Троица чокнулась и налегла на пищу.


- Извиняюсь, - Сашок снова обратился к Виктору, - вы сейчас будете ложиться, или позже.


- Да как тронемся. А то мало ли.


- Вы, товарищ, не волнуйтесь. Как только в люлю, мы свет гасим и тихо будем, чтоб не мешать. А то ж действительно, коллектив подводить... Коль, ты сало подрубай. Домашнее сальце, - последнее слово он сказал с ударением на "е". - А то ж нарезано, заветрится, теплынь в вагон-то.




В дверь постучали. Сашок прибрал флягу.


- Здравствуйте, простите, никто не поменяется на соседнее? У меня верхняя полка...


Девица с голливудской улыбкой, широко раскрытыми глазами, и с наивным, как у Агнеты Фельдског перед журналистами, выражением лица, стояла в дверном проеме. Черная водолазка и немнущиеся смесовые брюки подчеркивали стройность крепкой фигуры.


- Конечно, махнемся, - ответил Коля. - А вы не скажете, как вас зовут? И это... вы тоже спортом занимаетесь?


- Зовут Маша... У меня разряд по биатлону.


- У-у, серьезно... А я, значит, Николай, и мы едем на соревнования по легкой атлетике в закрытом помещении. Вот... Давайте вещи помогу перенести.


- Не надо, у меня легкая, - и девушка пододвинула спортивную сумку с желтой полосой.


- Сань, пошли, посмолим в нерабочий тамбур, - сказал тот, что сидел у окна. - Чего-то на курево потянуло.




Через десять секунд в купе остались только Виктор и девушка.


- Все ушли... - протянула Маша. - Вы мне не подержите полку, пока я вещи поставлю?


Спортивная сумка заняла свое место в ящике.


- Спасибо... - девушка ловко застелила постель обратно и, поправив волосы перед зеркалом на двери, села напротив. - Вот и все. Теперь можем перейти к делу.




Прибавив звук радио, она развернула перед ним красное удостоверение сотрудника ГУГБ.


- Что-то случилось?


- Да. Получены новые разведданные. Мне поручено вас с ними срочно ознакомить.
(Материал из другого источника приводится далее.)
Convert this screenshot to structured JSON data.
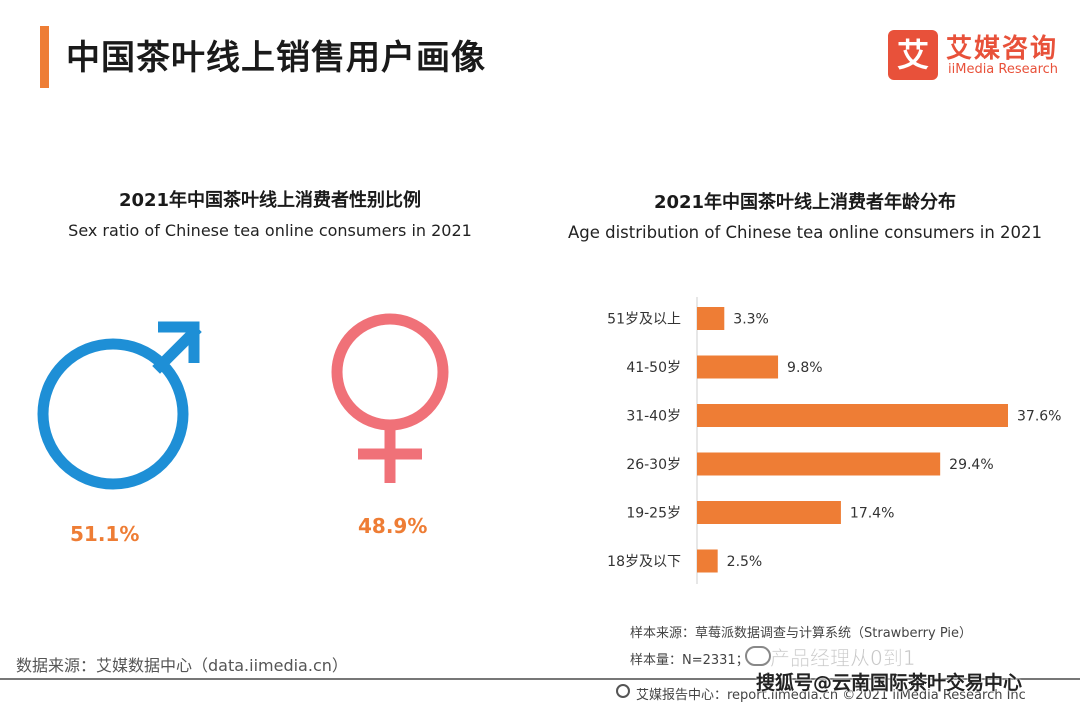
{
  "header": {
    "title": "中国茶叶线上销售用户画像",
    "logo_mark": "艾",
    "logo_cn": "艾媒咨询",
    "logo_en": "iiMedia Research"
  },
  "chart_data": [
    {
      "type": "pie",
      "title": "2021年中国茶叶线上消费者性别比例",
      "subtitle": "Sex ratio of Chinese tea online consumers in 2021",
      "categories": [
        "male",
        "female"
      ],
      "values": [
        51.1,
        48.9
      ],
      "value_labels": [
        "51.1%",
        "48.9%"
      ],
      "colors": [
        "#1e8fd6",
        "#f07178"
      ],
      "icons": [
        "male-symbol-icon",
        "female-symbol-icon"
      ]
    },
    {
      "type": "bar",
      "orientation": "horizontal",
      "title": "2021年中国茶叶线上消费者年龄分布",
      "subtitle": "Age distribution of Chinese  tea online consumers in 2021",
      "categories": [
        "51岁及以上",
        "41-50岁",
        "31-40岁",
        "26-30岁",
        "19-25岁",
        "18岁及以下"
      ],
      "values": [
        3.3,
        9.8,
        37.6,
        29.4,
        17.4,
        2.5
      ],
      "value_labels": [
        "3.3%",
        "9.8%",
        "37.6%",
        "29.4%",
        "17.4%",
        "2.5%"
      ],
      "color": "#ee7d35",
      "xlim": [
        0,
        37.6
      ],
      "grid": false,
      "legend": "none"
    }
  ],
  "footer": {
    "source_left": "数据来源：艾媒数据中心（data.iimedia.cn）",
    "sample_source": "样本来源：草莓派数据调查与计算系统（Strawberry Pie）",
    "sample_size": "样本量：N=2331；",
    "watermark_top": "产品经理从0到1",
    "report_center": "艾媒报告中心：report.iimedia.cn   ©2021  iiMedia Research  Inc",
    "watermark_bottom": "搜狐号@云南国际茶叶交易中心"
  }
}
Вы полагаете, что вас вернут в будущее после выполнения задания?


- Обычно так и было.


- Исходя из полученной нами информации, если в течение ближайших недель нам с вами не удастся изменить историю, обратно в свое время вы вернуться не сможете. Более того, до семидесятого года ни я, ни вы не доживем.




"Неужели все-таки тотальная война?" - мелькнуло у него в голове.






13. Циклоп промчится ночью.



- Спортсмены разговору не помешают? - предусмотрительно спросил Виктор.


- Это тоже наши.


- Конспиративно... В поезде есть кто-то из "не наших"?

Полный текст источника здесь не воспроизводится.